Did Akbar Ali Syed and his wife Aleya Siyaj, the founders of the Center for COVID Control, profit off the increasingly demand for COVID-19 tests? The Minnesota and Washington State attorneys general said the couple allegedly deceived thousands.

Did a couple fraudulently cash in on the COVID-19 testing craze?

Akbar Ali Syed and his wife Aleya Siyaj founded the Center for COVID Control in December 2020.

A commercial for the organization noted “The Center for Covid Control already has over 200 testing sites nationwide, making us one of the largest testing organizations in the country.”

Their pop-up testing sites were seemingly everywhere.

In advertisements for the centers, they noted their testing was free, available Monday through Friday and no insurance was necessary.

The company reportedly made over $140 million processing COVID-19 tests.

Last month, after mounting complaints and lawsuits alleging fraud, the company was raided by the FBI.

Now some are questioning if the couple may have used profits from their testing sites to fund a lavish lifestyle, including the million-dollar mansion they own.

On social media, Syed has boasted about owning several luxury cars, including a $3.7 million Ferrari.

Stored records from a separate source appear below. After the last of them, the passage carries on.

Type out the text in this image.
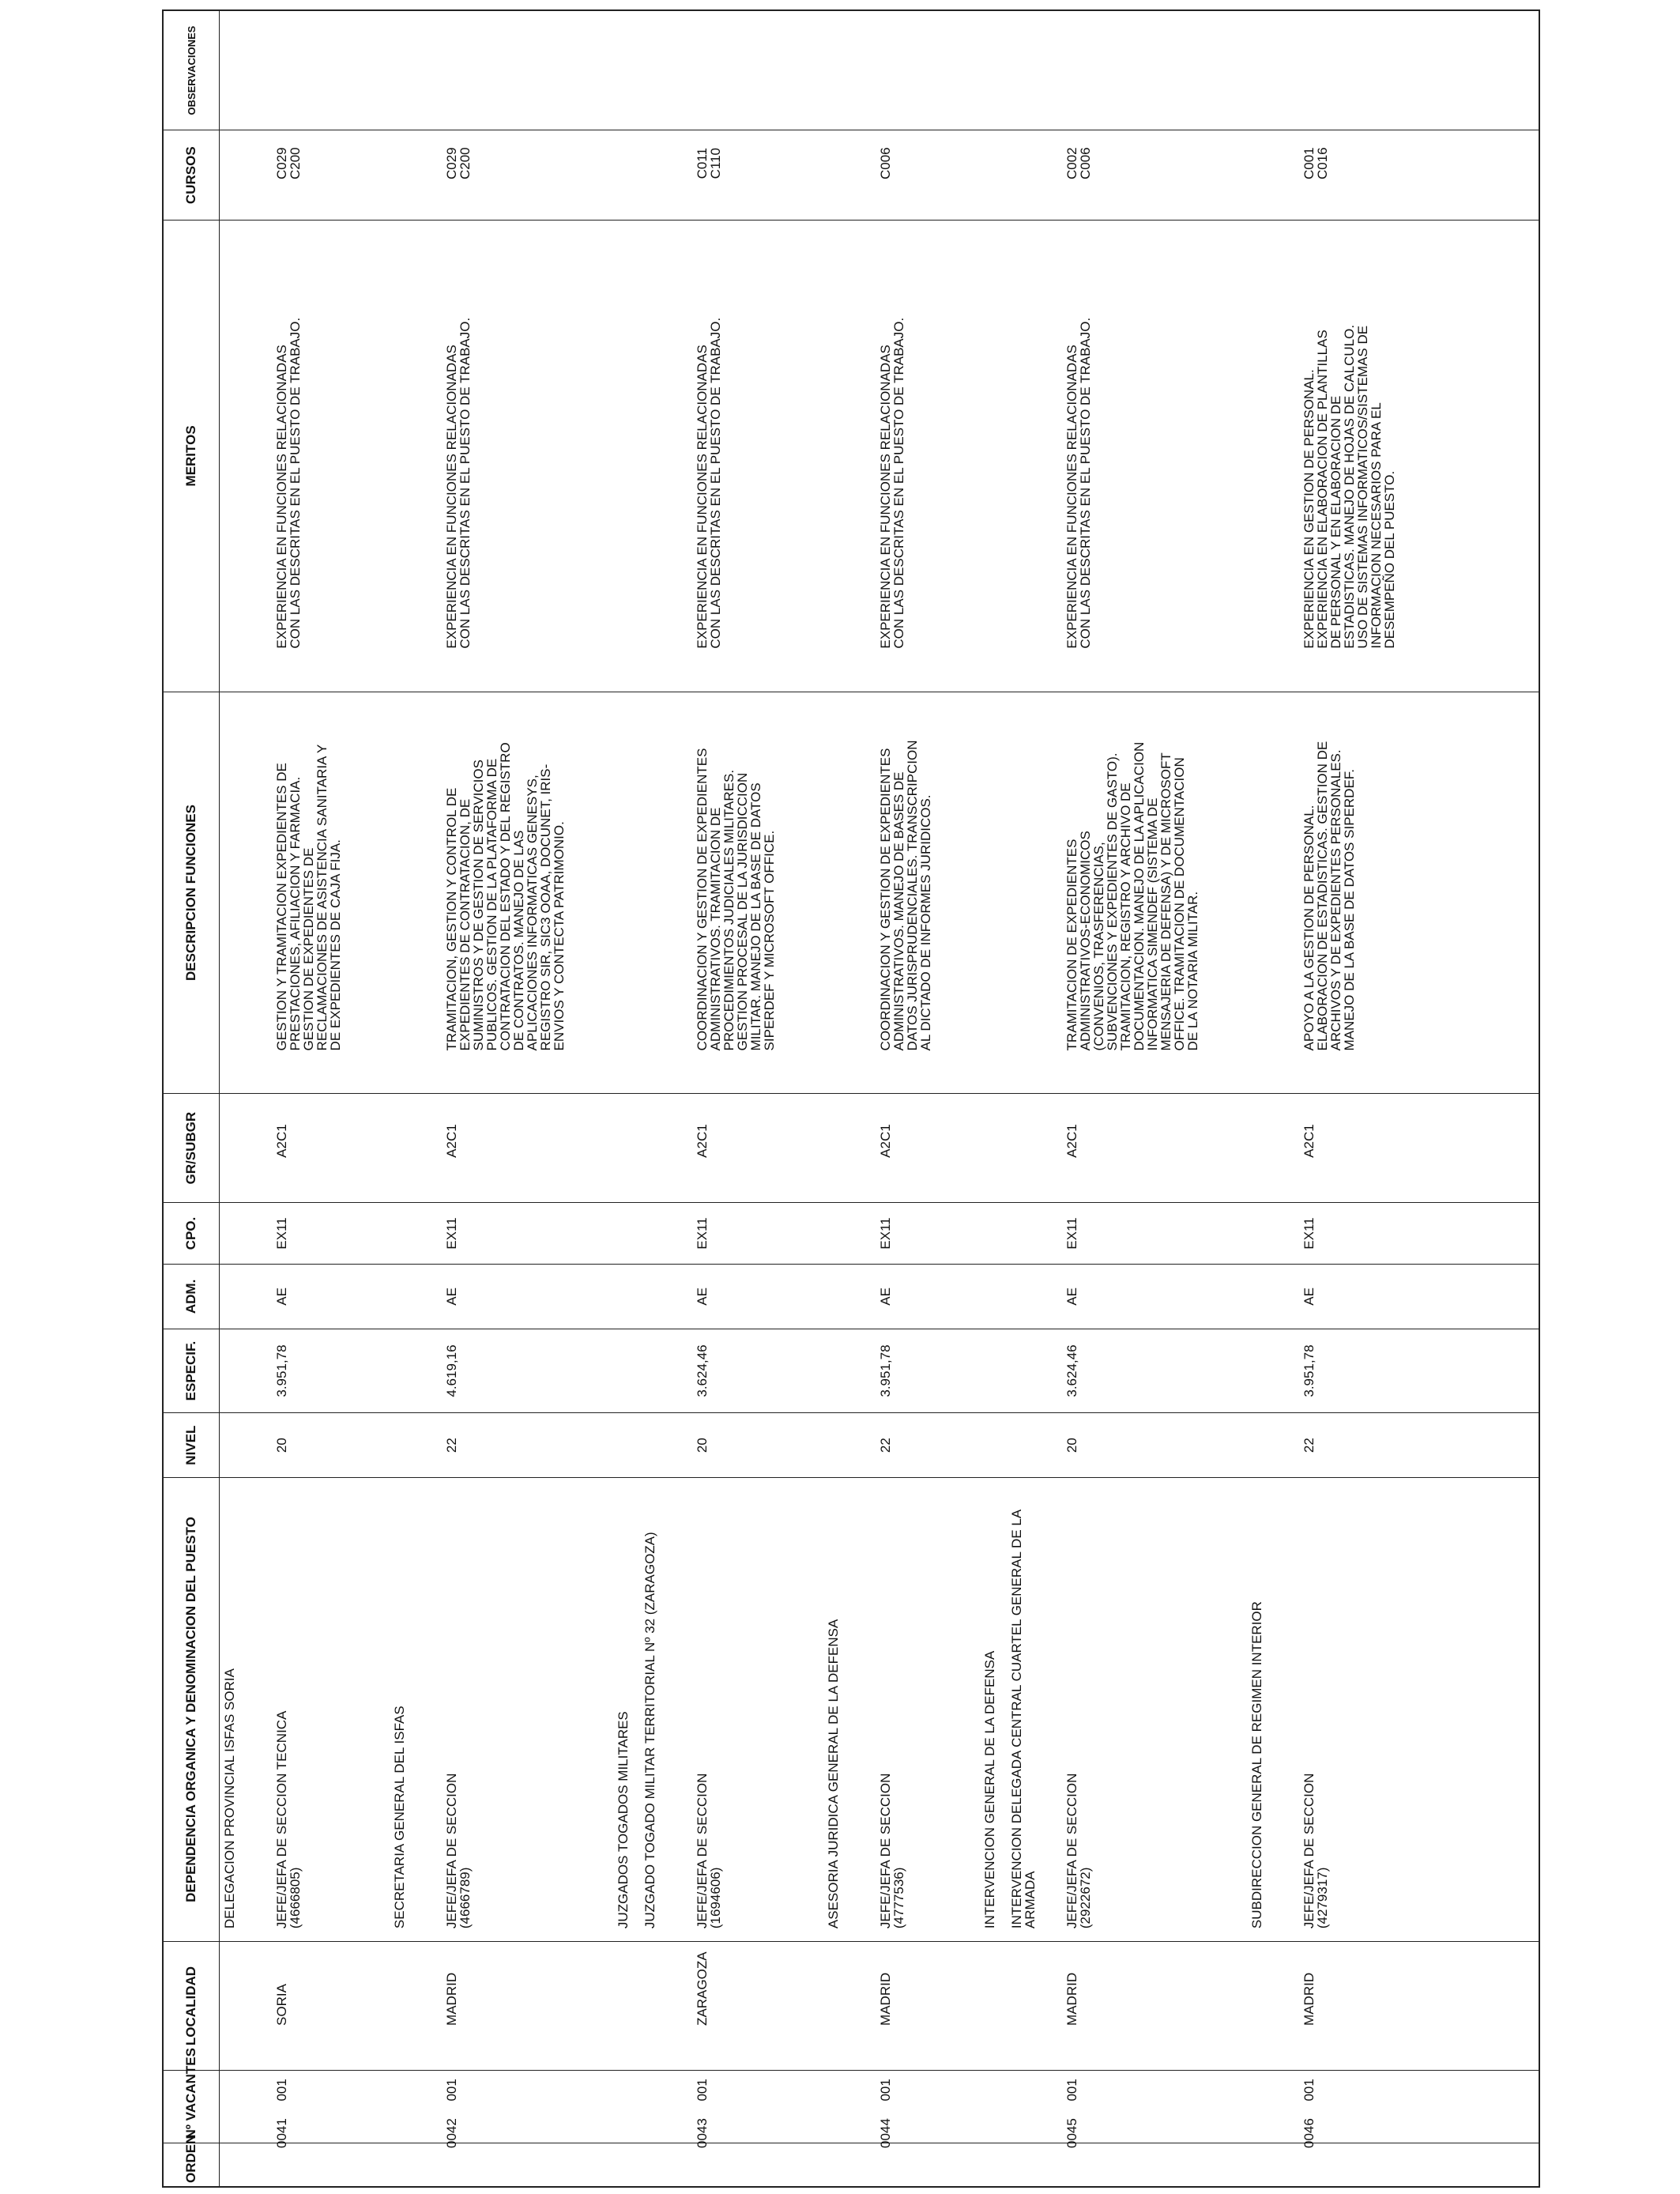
ORDEN	Nº VACANTES	LOCALIDAD	DEPENDENCIA ORGANICA Y DENOMINACION DEL PUESTO	NIVEL	ESPECIF.	ADM.	CPO.	GR/SUBGR	DESCRIPCION FUNCIONES	MERITOS	CURSOS	OBSERVACIONES
			DELEGACION PROVINCIAL ISFAS SORIA									

0041	001	SORIA	JEFE/JEFA DE SECCION TECNICA
(4666805)	20	3.951,78	AE	EX11	A2C1	GESTION Y TRAMITACION EXPEDIENTES DE PRESTACIONES, AFILIACION Y FARMACIA. GESTION DE EXPEDIENTES DE RECLAMACIONES DE ASISTENCIA SANITARIA Y DE EXPEDIENTES DE CAJA FIJA.	EXPERIENCIA EN FUNCIONES RELACIONADAS CON LAS DESCRITAS EN EL PUESTO DE TRABAJO.	C029
C200	

			SECRETARIA GENERAL DEL ISFAS									

0042	001	MADRID	JEFE/JEFA DE SECCION
(4666789)	22	4.619,16	AE	EX11	A2C1	TRAMITACION, GESTION Y CONTROL DE EXPEDIENTES DE CONTRATACION, DE SUMINISTROS Y DE GESTION DE SERVICIOS PUBLICOS. GESTION DE LA PLATAFORMA DE CONTRATACION DEL ESTADO Y DEL REGISTRO DE CONTRATOS. MANEJO DE LAS APLICACIONES INFORMATICAS GENESYS, REGISTRO SIR, SIC3 OOAA, DOCUNET, IRIS-ENVIOS Y CONTECTA PATRIMONIO.	EXPERIENCIA EN FUNCIONES RELACIONADAS CON LAS DESCRITAS EN EL PUESTO DE TRABAJO.	C029
C200	

			JUZGADOS TOGADOS MILITARES									
			JUZGADO TOGADO MILITAR TERRITORIAL Nº 32 (ZARAGOZA)									

0043	001	ZARAGOZA	JEFE/JEFA DE SECCION
(1694606)	20	3.624,46	AE	EX11	A2C1	COORDINACION Y GESTION DE EXPEDIENTES ADMINISTRATIVOS. TRAMITACION DE PROCEDIMIENTOS JUDICIALES MILITARES. GESTION PROCESAL DE LA JURISDICCION MILITAR. MANEJO DE LA BASE DE DATOS SIPERDEF Y MICROSOFT OFFICE.	EXPERIENCIA EN FUNCIONES RELACIONADAS CON LAS DESCRITAS EN EL PUESTO DE TRABAJO.	C011
C110	

			ASESORIA JURIDICA GENERAL DE LA DEFENSA									

0044	001	MADRID	JEFE/JEFA DE SECCION
(4777536)	22	3.951,78	AE	EX11	A2C1	COORDINACION Y GESTION DE EXPEDIENTES ADMINISTRATIVOS. MANEJO DE BASES DE DATOS JURISPRUDENCIALES. TRANSCRIPCION AL DICTADO DE INFORMES JURIDICOS.	EXPERIENCIA EN FUNCIONES RELACIONADAS CON LAS DESCRITAS EN EL PUESTO DE TRABAJO.	C006	

			INTERVENCION GENERAL DE LA DEFENSA									
			INTERVENCION DELEGADA CENTRAL CUARTEL GENERAL DE LA ARMADA									

0045	001	MADRID	JEFE/JEFA DE SECCION
(2922672)	20	3.624,46	AE	EX11	A2C1	TRAMITACION DE EXPEDIENTES ADMINISTRATIVOS-ECONOMICOS (CONVENIOS, TRASFERENCIAS, SUBVENCIONES Y EXPEDIENTES DE GASTO). TRAMITACION, REGISTRO Y ARCHIVO DE DOCUMENTACION. MANEJO DE LA APLICACION INFORMATICA SIMENDEF (SISTEMA DE MENSAJERIA DE DEFENSA) Y DE MICROSOFT OFFICE. TRAMITACION DE DOCUMENTACION DE LA NOTARIA MILITAR.	EXPERIENCIA EN FUNCIONES RELACIONADAS CON LAS DESCRITAS EN EL PUESTO DE TRABAJO.	C002
C006	

			SUBDIRECCION GENERAL DE REGIMEN INTERIOR									

0046	001	MADRID	JEFE/JEFA DE SECCION
(4279317)	22	3.951,78	AE	EX11	A2C1	APOYO A LA GESTION DE PERSONAL. ELABORACION DE ESTADISTICAS. GESTION DE ARCHIVOS Y DE EXPEDIENTES PERSONALES. MANEJO DE LA BASE DE DATOS SIPERDEF.	EXPERIENCIA EN GESTION DE PERSONAL. EXPERIENCIA EN ELABORACION DE PLANTILLAS DE PERSONAL Y EN ELABORACION DE ESTADISTICAS. MANEJO DE HOJAS DE CALCULO. USO DE SISTEMAS INFORMATICOS/SISTEMAS DE INFORMACION NECESARIOS PARA EL DESEMPEÑO DEL PUESTO.	C001
C016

But according to lawsuits filed by the Minnesota and Washington State attorneys general, the couple allegedly deceived thousands of customers. Some customers have said they never received results for their COVID-19 tests, and some say they got negative results via email before they had even taken the tests.

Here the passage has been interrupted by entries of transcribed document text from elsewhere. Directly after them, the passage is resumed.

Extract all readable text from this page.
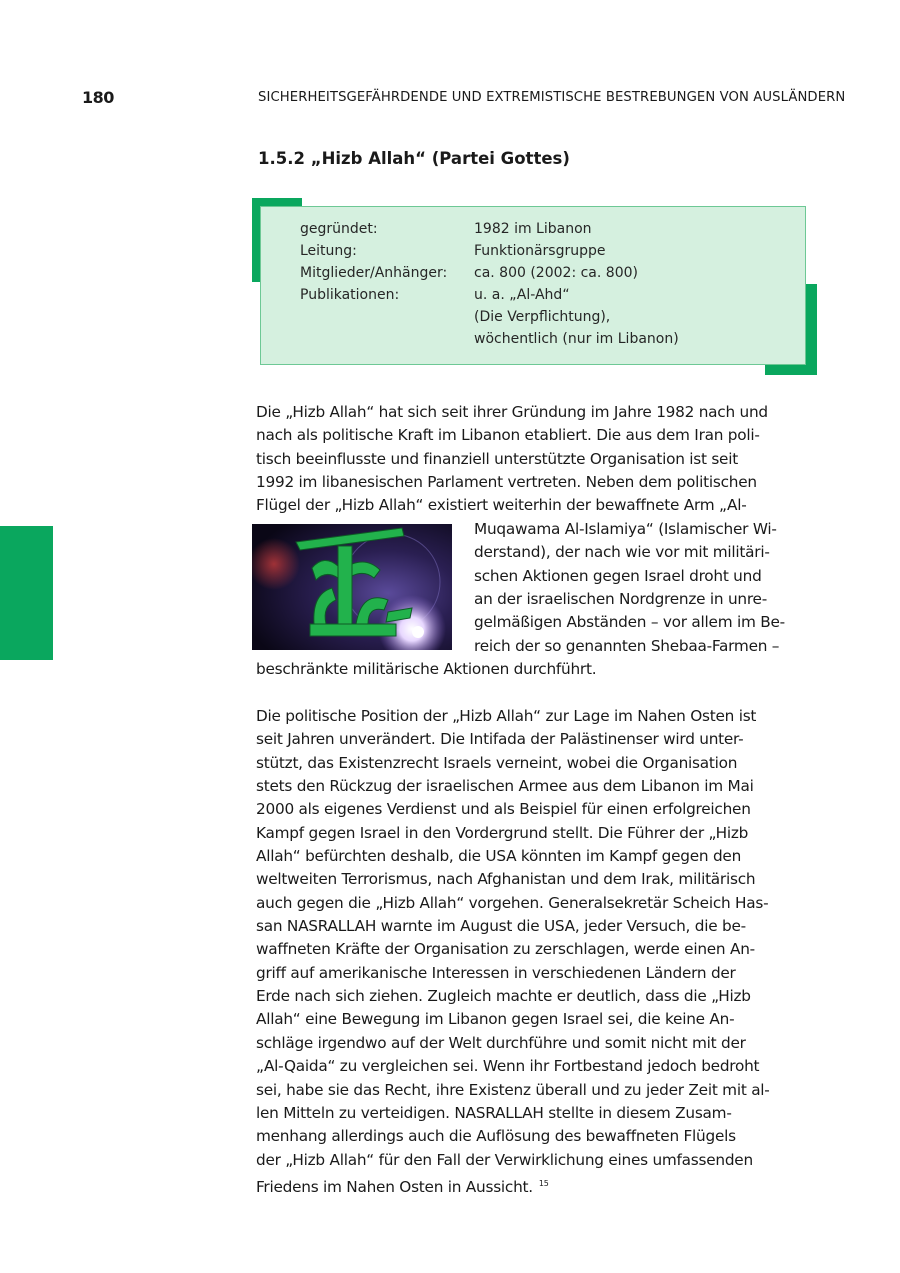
180	SICHERHEITSGEFÄHRDENDE UND EXTREMISTISCHE BESTREBUNGEN VON AUSLÄNDERN
1.5.2 „Hizb Allah“ (Partei Gottes)
gegründet:	1982 im Libanon
Leitung:	Funktionärsgruppe
Mitglieder/Anhänger: ca. 800 (2002: ca. 800)
Publikationen:	u. a. „Al-Ahd“
(Die Verpflichtung),
wöchentlich (nur im Libanon)
Die „Hizb Allah“ hat sich seit ihrer Gründung im Jahre 1982 nach und
nach als politische Kraft im Libanon etabliert. Die aus dem Iran poli-
tisch beeinflusste und finanziell unterstützte Organisation ist seit
1992 im libanesischen Parlament vertreten. Neben dem politischen
Flügel der „Hizb Allah“ existiert weiterhin der bewaffnete Arm „Al-
Muqawama Al-Islamiya“ (Islamischer Wi-
derstand), der nach wie vor mit militäri-
schen Aktionen gegen Israel droht und
an der israelischen Nordgrenze in unre-
gelmäßigen Abständen – vor allem im Be-
reich der so genannten Shebaa-Farmen –
beschränkte militärische Aktionen durchführt.
Die politische Position der „Hizb Allah“ zur Lage im Nahen Osten ist
seit Jahren unverändert. Die Intifada der Palästinenser wird unter-
stützt, das Existenzrecht Israels verneint, wobei die Organisation
stets den Rückzug der israelischen Armee aus dem Libanon im Mai
2000 als eigenes Verdienst und als Beispiel für einen erfolgreichen
Kampf gegen Israel in den Vordergrund stellt. Die Führer der „Hizb
Allah“ befürchten deshalb, die USA könnten im Kampf gegen den
weltweiten Terrorismus, nach Afghanistan und dem Irak, militärisch
auch gegen die „Hizb Allah“ vorgehen. Generalsekretär Scheich Has-
san NASRALLAH warnte im August die USA, jeder Versuch, die be-
waffneten Kräfte der Organisation zu zerschlagen, werde einen An-
griff auf amerikanische Interessen in verschiedenen Ländern der
Erde nach sich ziehen. Zugleich machte er deutlich, dass die „Hizb
Allah“ eine Bewegung im Libanon gegen Israel sei, die keine An-
schläge irgendwo auf der Welt durchführe und somit nicht mit der
„Al-Qaida“ zu vergleichen sei. Wenn ihr Fortbestand jedoch bedroht
sei, habe sie das Recht, ihre Existenz überall und zu jeder Zeit mit al-
len Mitteln zu verteidigen. NASRALLAH stellte in diesem Zusam-
menhang allerdings auch die Auflösung des bewaffneten Flügels
der „Hizb Allah“ für den Fall der Verwirklichung eines umfassenden
Friedens im Nahen Osten in Aussicht. $^{15}$
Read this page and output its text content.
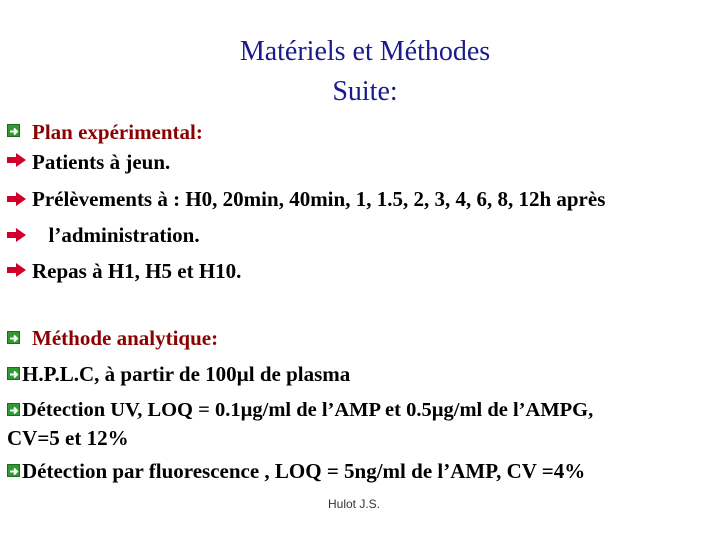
Matériels et Méthodes
Suite:
Plan expérimental:
Patients à jeun.
Prélèvements à : H0, 20min, 40min, 1, 1.5, 2, 3, 4, 6, 8, 12h après
l’administration.
Repas à H1, H5 et H10.
Méthode analytique:
H.P.L.C, à partir de 100µl de plasma
Détection UV, LOQ = 0.1µg/ml de l’AMP et 0.5µg/ml de l’AMPG,
CV=5 et 12%
Détection par fluorescence , LOQ = 5ng/ml de l’AMP, CV =4%
Hulot J.S.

So what went on inside their headquarters?

“We were told to tell customers whatever to make them happy, included telling them their results were invalid even though they'd never been tested in the lab,” said Tina Morales, who told Inside Edition she worked as a shift supervisor for the company for several months before she quit.

Videos provided to Inside Edition by another former employee show piles of garbage bags. Morales said those bags were full of tests that hadn’t been processed.

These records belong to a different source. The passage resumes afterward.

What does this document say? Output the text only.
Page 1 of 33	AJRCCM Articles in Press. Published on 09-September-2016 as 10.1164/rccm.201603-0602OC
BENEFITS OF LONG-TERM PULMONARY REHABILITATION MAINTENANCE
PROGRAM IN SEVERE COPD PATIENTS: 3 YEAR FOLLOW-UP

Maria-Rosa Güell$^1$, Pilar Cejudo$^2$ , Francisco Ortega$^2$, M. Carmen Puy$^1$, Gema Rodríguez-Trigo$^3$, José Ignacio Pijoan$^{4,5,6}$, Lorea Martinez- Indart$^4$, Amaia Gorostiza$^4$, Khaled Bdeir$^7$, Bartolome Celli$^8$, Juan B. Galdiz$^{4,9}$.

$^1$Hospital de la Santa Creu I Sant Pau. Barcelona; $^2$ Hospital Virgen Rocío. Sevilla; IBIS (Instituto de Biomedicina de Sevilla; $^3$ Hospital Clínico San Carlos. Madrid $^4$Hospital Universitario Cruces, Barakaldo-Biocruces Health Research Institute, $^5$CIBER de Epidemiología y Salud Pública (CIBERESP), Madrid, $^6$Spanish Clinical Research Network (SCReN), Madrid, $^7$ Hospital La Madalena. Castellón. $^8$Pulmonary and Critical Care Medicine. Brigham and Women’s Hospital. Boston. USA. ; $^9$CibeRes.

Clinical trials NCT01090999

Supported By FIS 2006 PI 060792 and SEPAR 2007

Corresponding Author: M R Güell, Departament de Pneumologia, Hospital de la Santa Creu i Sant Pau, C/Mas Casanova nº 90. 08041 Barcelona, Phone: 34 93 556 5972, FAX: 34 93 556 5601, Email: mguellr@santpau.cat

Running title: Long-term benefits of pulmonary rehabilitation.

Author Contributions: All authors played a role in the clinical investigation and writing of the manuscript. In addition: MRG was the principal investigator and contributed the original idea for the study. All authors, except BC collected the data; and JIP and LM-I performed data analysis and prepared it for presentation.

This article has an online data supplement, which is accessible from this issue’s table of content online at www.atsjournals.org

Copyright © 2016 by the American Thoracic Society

“You're giving somebody results that you don't even know were processed, that weren't processed by the lab,” Morales said of the alleged operation. “That's not right, that's taking advantage of the situation.”

Washington State Attorney General Bob Ferguson is suing the company for fraud.

“Their actions were not just illegal, but they were immoral,” he said. “If a company is willing to falsify records, lie to you, not store your COVID sample accurately—they are playing with your life."

Syed and Siyaj were driving a $130,000 Mercedes G-Wagon when Inside Edition caught up to the couple.

“Look, all you need to know is that you're very soon going to find out that we're not fraudsters, we didn't do any sort of fraud, or any scam, OK,” Syed told Lisa Guerrero, Inside Edition’s chief investigative correspondent.

“Some people are just concerned about the lifestyle that you're living, can you talk about the lavish lifestyle,” Guerrero asked.

“I can’t comment on anything,” Syed responded before driving off.

Syed and his wife have not been arrested or charged with any crime. In a previously issued statement, they said that due to their rapid growth and the unprecedented demand for testing, they weren’t able to meet all their commitments.